Op een rit van drie uur naar Prudhoe Bay op de noordhelling van Alaska, vlakte de rollende toendra de kustvlakte in en begonnen dieren uit het houtwerk te knallen. In de loop van de dag zagen we toendrazwanen, zeemeeuwen, kariboes, muskusossen, rode vossen en Dall-schapen. Hoewel we geen grizzlyberen hebben gezien, worden de roofdieren vaak gezien in de velden van Prudhoe.
We stopten bij het industriële stadje Deadhorse, een toepasselijke naam voor waar de Dalton Highway doodloopt bij de Noordelijke IJszee. Deadhorse bestaat bijna volledig uit boorplatforms, pijpen en metalen gebouwen. De Arctic Caribou Inn en een kleine winkel (de thuisbasis van de enige huiskat van de stad) bieden de enige vorm van levendigheid in dit ruige land.
Voor onze tour keken we naar een film over Prudhoe, waarin de nadruk werd gelegd op de toewijding van oliemaatschappijen aan milieubescherming en beweerden dat het aantal kariboes was toegenomen sinds de winning begon in deze olierijke regio. Na de film laadden we in een busje en liepen we verder naar Prudhoe, langs kuddes kariboes die grazen op de velden, hun spichtige geweien steken omhoog over de heuvels.
We bereikten het veiligheidscontrolepunt en mochten de zakelijke olievelden binnen - onze enige toegang tot de Noordelijke IJszee in de regio. Aan de Beaufortzee en de Noordelijke IJszee scheidde een dun schiereiland hun kalme wateren af (verbazingwekkend genoeg ligt de Noordelijke IJszee boven de getijdenkrachten van de aarde).
Dit was het moment dat de duikers van de plunjers scheidde - zwemmen en vaak mager dippen - is een toeristische traditie in de Noordelijke IJszee. Ik kwam voorbereid met mijn regenbroek en waterbestendig shirt; Ik jogde een paar minuten om op te warmen en maakte toen een sprong. Tot mijn verrassing voelde het water niet kouder dan de Atlantische Oceaan in mei. Mijn voeten zakten in de sponsachtige bodem, die eruitzag en aanvoelde als veenmos. Het water was ondiep, dus zette ik mezelf op mijn ellebogen en zweefde ongeveer 10 minuten op mijn rug, terwijl ik de poolzon opzoog terwijl de andere kerels snel de oceaan in en uit vlogen. Toen ik eindelijk weer aan land kwam, kreeg ik de bijnaam Polar Bear. Ik heb zelfs een certificaat verdiend dat zoveel zei toen we terugkwamen voor het diner.

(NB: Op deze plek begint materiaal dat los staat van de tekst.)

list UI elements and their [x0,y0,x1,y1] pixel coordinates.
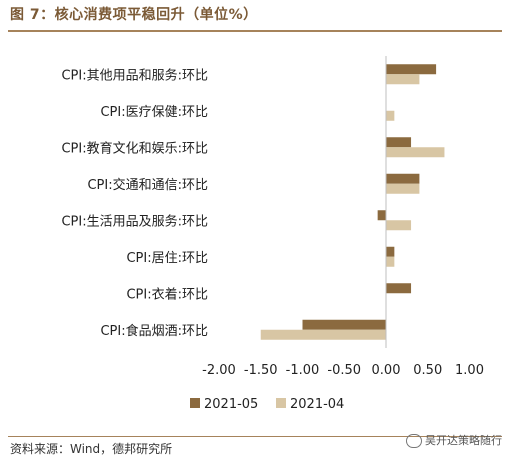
legend-label: 2021-05 [204,397,258,412]
x-tick-label: -1.00 [286,363,320,378]
x-tick-label: 0.50 [413,363,442,378]
x-tick-label: -2.00 [202,363,236,378]
x-tick-label: -0.50 [327,363,361,378]
chart: CPI:其他用品和服务:环比 CPI:医疗保健:环比 CPI:教育文化和娱乐:环比 C… [61,56,484,412]
bar-2021-04 [386,147,445,158]
tick-labels: -2.00 -1.50 -1.00 -0.50 0.00 0.50 1.00 [202,363,484,378]
watermark-text: 吴开达策略随行 [425,434,502,447]
bar-2021-05 [386,283,412,294]
bar-2021-05 [386,137,412,148]
bar-2021-05 [386,246,395,257]
category-label: CPI:教育文化和娱乐:环比 [61,140,208,156]
category-label: CPI:衣着:环比 [126,286,208,302]
bar-2021-05 [302,319,386,330]
bar-2021-04 [386,256,395,267]
x-tick-label: 1.00 [455,363,484,378]
legend: 2021-05 2021-04 [190,397,344,412]
bar-2021-05 [386,64,437,75]
category-label: CPI:交通和通信:环比 [87,177,208,193]
bar-2021-04 [386,183,420,194]
category-label: CPI:食品烟酒:环比 [100,323,208,339]
bar-2021-05 [377,210,386,221]
category-label: CPI:其他用品和服务:环比 [61,67,208,83]
legend-label: 2021-04 [290,397,344,412]
category-label: CPI:居住:环比 [126,251,208,266]
bar-2021-04 [260,329,386,340]
bar-2021-05 [386,173,420,184]
title-rule [8,30,502,32]
watermark: 吴开达策略随行 [406,432,502,448]
wechat-icon [406,434,422,448]
bars-layer [260,64,445,340]
footer-rule [8,436,502,437]
figure-title: 图 7：核心消费项平稳回升（单位%） [10,7,258,23]
legend-swatch [190,398,200,408]
legend-swatch [276,398,286,408]
bar-2021-04 [386,220,412,231]
bar-2021-04 [386,110,395,121]
x-tick-label: -1.50 [244,363,278,378]
category-label: CPI:医疗保健:环比 [100,105,208,120]
category-labels: CPI:其他用品和服务:环比 CPI:医疗保健:环比 CPI:教育文化和娱乐:环比 C… [61,67,208,339]
bar-2021-04 [386,74,420,85]
category-label: CPI:生活用品及服务:环比 [61,213,208,229]
source-note: 资料来源：Wind，德邦研究所 [10,442,173,456]
x-tick-label: 0.00 [372,363,401,378]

We bereikten de Dalton Highway pas rond 21.00 uur of zo en we waren van plan op weg naar huis te stoppen op een plek waar toeristen ons vertelden dat ze muskusossen zagen - ruige, bizonachtige dieren die endemisch zijn voor het Noordpoolgebied. Deze overblijfselen uit de ijstijd zijn achteraf aangepast voor winterweer: hun jassen - rokken genoemd - hangen als een wollig gordijn tot aan hun enkels met witte sokken. Ongeveer 80 mijl ten zuiden van Prudhoe zag onze fellowshipleider Chris Neill kolossale bruine vormen in de verte. We sprongen uit de vrachtwagen en zagen de dieren door de wilgen weven, terwijl de middernachtzon op hun rug glinsterde. Een van de kerels, Jason Orfanon, liep verder een grindpad af om zijn videocamera op te zetten. De rest van ons stond op het punt terug te keren toen ik de enorme wezens zag kruisen recht voor Orfanon, die bevroren achter zijn camera stond. Ik sprintte het pad af om dichterbij te komen. Sommige beesten stopten om naar ons te staren en een paar pauzeerden om hun harige ruggen tegen een boom te wrijven - misschien hun geur markerend. We zagen zelfs een kalf achter zijn moeder dartelen. We bleven zwijgend hangen nadat het laatste dier was gepasseerd, luisterend naar het lage gegrom en gesnuif van de ossen. Hoog in de natuur stapelden we allemaal terug in de vrachtwagen, en slechts een paar minuten later zagen we een cluster van Dall-schapen die zich aan de zijkant van een berg bij Toolik vastklampten. De schapen rusten op wat lijken op zwaartekracht tartende rotsen tijdens de nacht om wolven, hun belangrijkste roofdieren, te vermijden. Het was echt een uniek moment in de wildernis van Alaska: een vervulling van dat gevoel van eerbied en verwondering dat mensen naar dit land trekt.